Microsoft disclosed AutoJack on June 18 — a three-vulnerability chain that lets a single malicious web page execute arbitrary code on the machine running your AI agent. No clicks. No prompts. Your agent does the work for the attacker. If you run AI development tools with browsing capability locally, this changes your threat model.
How AutoJack Works
AutoJack targets AutoGen Studio, Microsoft Research’s open-source UI for building multi-agent AI systems. But the exploit logic is painfully general. Three bugs chained together:
Bug 1 — Origin allowlist that doesn’t hold. AutoGen Studio’s MCP WebSocket only accepted connections from 127.0.0.1 or localhost. Reasonable on paper. The problem: the agent’s own headless browser runs on the same machine. When that browser loads a malicious page, the JavaScript executes with a localhost Origin — and the allowlist passes it. The “attacker” is already inside the perimeter.
Bug 2 — Auth middleware that skips the wrong path. Authentication middleware explicitly excluded /api/mcp/* routes, expecting the MCP WebSocket handler to enforce auth itself. The handler never did. Every MCP route was wide open, regardless of whether authentication was enabled.
Bug 3 — Unsanitized parameter execution. The WebSocket URL accepted a server_params query parameter containing a base64-encoded payload. AutoGen Studio decoded it and spawned whatever process the payload specified — under the developer’s own account.
Chain them: the agent visits a malicious page → the page’s JavaScript opens a WebSocket to ws://localhost:8081/api/mcp/ws/ → the origin check passes (the browser is on localhost) → there’s no auth to fail → the payload runs. RCE in three hops.
Who Is Affected
The immediate scope is narrower than the headline suggests, but the underlying pattern is broad.
PyPI users are safe. The vulnerable MCP WebSocket surface existed only in GitHub development builds. It was never included in a PyPI release. If you installed with pip install autogenstudio, you were never exposed. Microsoft confirmed no active exploitation in the wild.
Dev branch users need to check. If you were building AutoGen Studio from source, the fix landed in commit b047730. Update now.
The broader ecosystem shares the risk model. AutoJack isn’t an AutoGen-specific bug — it’s an architectural pattern. Any setup where a browsing AI agent and a privileged local control plane share the same host creates this attack triangle. Local MCP servers, LangChain workflows with browser tools, custom orchestration APIs, local model servers with unauthenticated HTTP — all worth auditing with the same checklist. Microsoft’s May 2026 research on AI agent RCE vulnerabilities flagged this class of attacks as an emerging pattern across the agent framework ecosystem.
What Attackers Get
AutoGen Studio agents typically run with the developer’s full file system access, shell execution, and environment variable visibility. A successful AutoJack exploit gives an attacker API keys from .env files, cloud credentials, proprietary source code, and the ability to inject backdoors or exfiltrate CI secrets. The blast radius is the developer’s entire machine — not a sandboxed container, not a restricted service account. The same account that owns your AWS credentials and your private repos.

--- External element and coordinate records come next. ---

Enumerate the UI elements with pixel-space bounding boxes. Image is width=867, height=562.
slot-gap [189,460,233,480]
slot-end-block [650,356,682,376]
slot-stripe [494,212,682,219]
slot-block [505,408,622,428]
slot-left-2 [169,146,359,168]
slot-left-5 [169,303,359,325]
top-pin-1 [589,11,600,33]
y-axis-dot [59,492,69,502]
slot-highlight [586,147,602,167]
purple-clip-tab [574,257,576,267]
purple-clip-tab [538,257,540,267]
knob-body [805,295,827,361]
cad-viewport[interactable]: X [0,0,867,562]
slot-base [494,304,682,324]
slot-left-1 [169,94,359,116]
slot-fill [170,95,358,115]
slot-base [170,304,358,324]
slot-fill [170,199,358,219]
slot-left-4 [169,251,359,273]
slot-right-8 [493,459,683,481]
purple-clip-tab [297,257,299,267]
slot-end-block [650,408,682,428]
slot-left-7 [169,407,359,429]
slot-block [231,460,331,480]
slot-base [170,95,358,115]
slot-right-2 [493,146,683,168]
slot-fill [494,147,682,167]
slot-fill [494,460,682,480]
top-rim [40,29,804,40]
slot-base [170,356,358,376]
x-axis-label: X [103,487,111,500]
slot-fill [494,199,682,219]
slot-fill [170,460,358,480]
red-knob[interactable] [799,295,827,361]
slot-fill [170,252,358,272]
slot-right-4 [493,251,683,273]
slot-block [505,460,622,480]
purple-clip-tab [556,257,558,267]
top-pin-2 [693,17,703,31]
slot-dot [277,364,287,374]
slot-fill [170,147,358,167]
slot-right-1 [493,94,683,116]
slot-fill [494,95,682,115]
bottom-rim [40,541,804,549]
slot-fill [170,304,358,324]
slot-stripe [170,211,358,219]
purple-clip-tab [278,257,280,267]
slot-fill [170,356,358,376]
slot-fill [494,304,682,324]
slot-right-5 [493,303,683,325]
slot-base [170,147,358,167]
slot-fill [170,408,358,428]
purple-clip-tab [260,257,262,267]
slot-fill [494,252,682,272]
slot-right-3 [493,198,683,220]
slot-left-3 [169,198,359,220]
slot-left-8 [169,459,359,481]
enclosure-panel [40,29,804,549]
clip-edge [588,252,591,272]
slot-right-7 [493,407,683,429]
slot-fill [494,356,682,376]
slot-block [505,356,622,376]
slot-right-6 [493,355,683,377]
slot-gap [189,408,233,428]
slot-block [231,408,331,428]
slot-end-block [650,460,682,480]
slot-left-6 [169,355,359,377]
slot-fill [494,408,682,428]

Three Rules for AI Agent Developers
Authenticate every local control plane. Localhost is not a trust boundary when your agent browses the web. WebSocket servers, local HTTP APIs, MCP servers — all need token-based authentication on every route. Origin validation alone is not enough. Your agent’s browser will always pass an origin check.
Isolate agent identity from developer identity. Run agents under a dedicated OS user, in a Docker container, or in a VM. The goal is blast radius control: if the agent is compromised, the attacker should land in a sandbox, not on your full dev environment. This is especially important for agents that browse untrusted content.
Audit your local MCP setup. Walk through every MCP server your agent can reach. Does it authenticate all routes — including WebSocket paths? Does it validate Origin beyond the localhost string? Is it spawning processes based on user-supplied parameters? AutoJack’s three-bug chain reads like a checklist of what not to do. The OWASP GenAI Exploit Round-up Q1 2026 documents the full class of agent framework attacks now being exploited in the wild.
The Bigger Picture
AutoJack is the latest in a clear 2026 pattern: attackers are targeting developer machines via AI tooling, not production infrastructure. The JetBrains plugin incident stole API keys from 70,000 installs. Agentjacking used fake bug reports to hijack coding agents. The AUR supply chain attack hit 1,500 packages. The common thread is that AI development tools expand the attack surface of the machines that build software — and those machines have enormous blast radius when compromised.
AutoJack specifically proves that giving an AI agent a browser without rethinking local security assumptions is a vulnerability waiting to be found. The specific AutoGen Studio bugs are patched. The broader assumption — that your agent’s localhost services are inherently private — is not. The Hacker News report covers the full technical disclosure, and Microsoft’s original blog post includes the commit hash and mitigation checklist.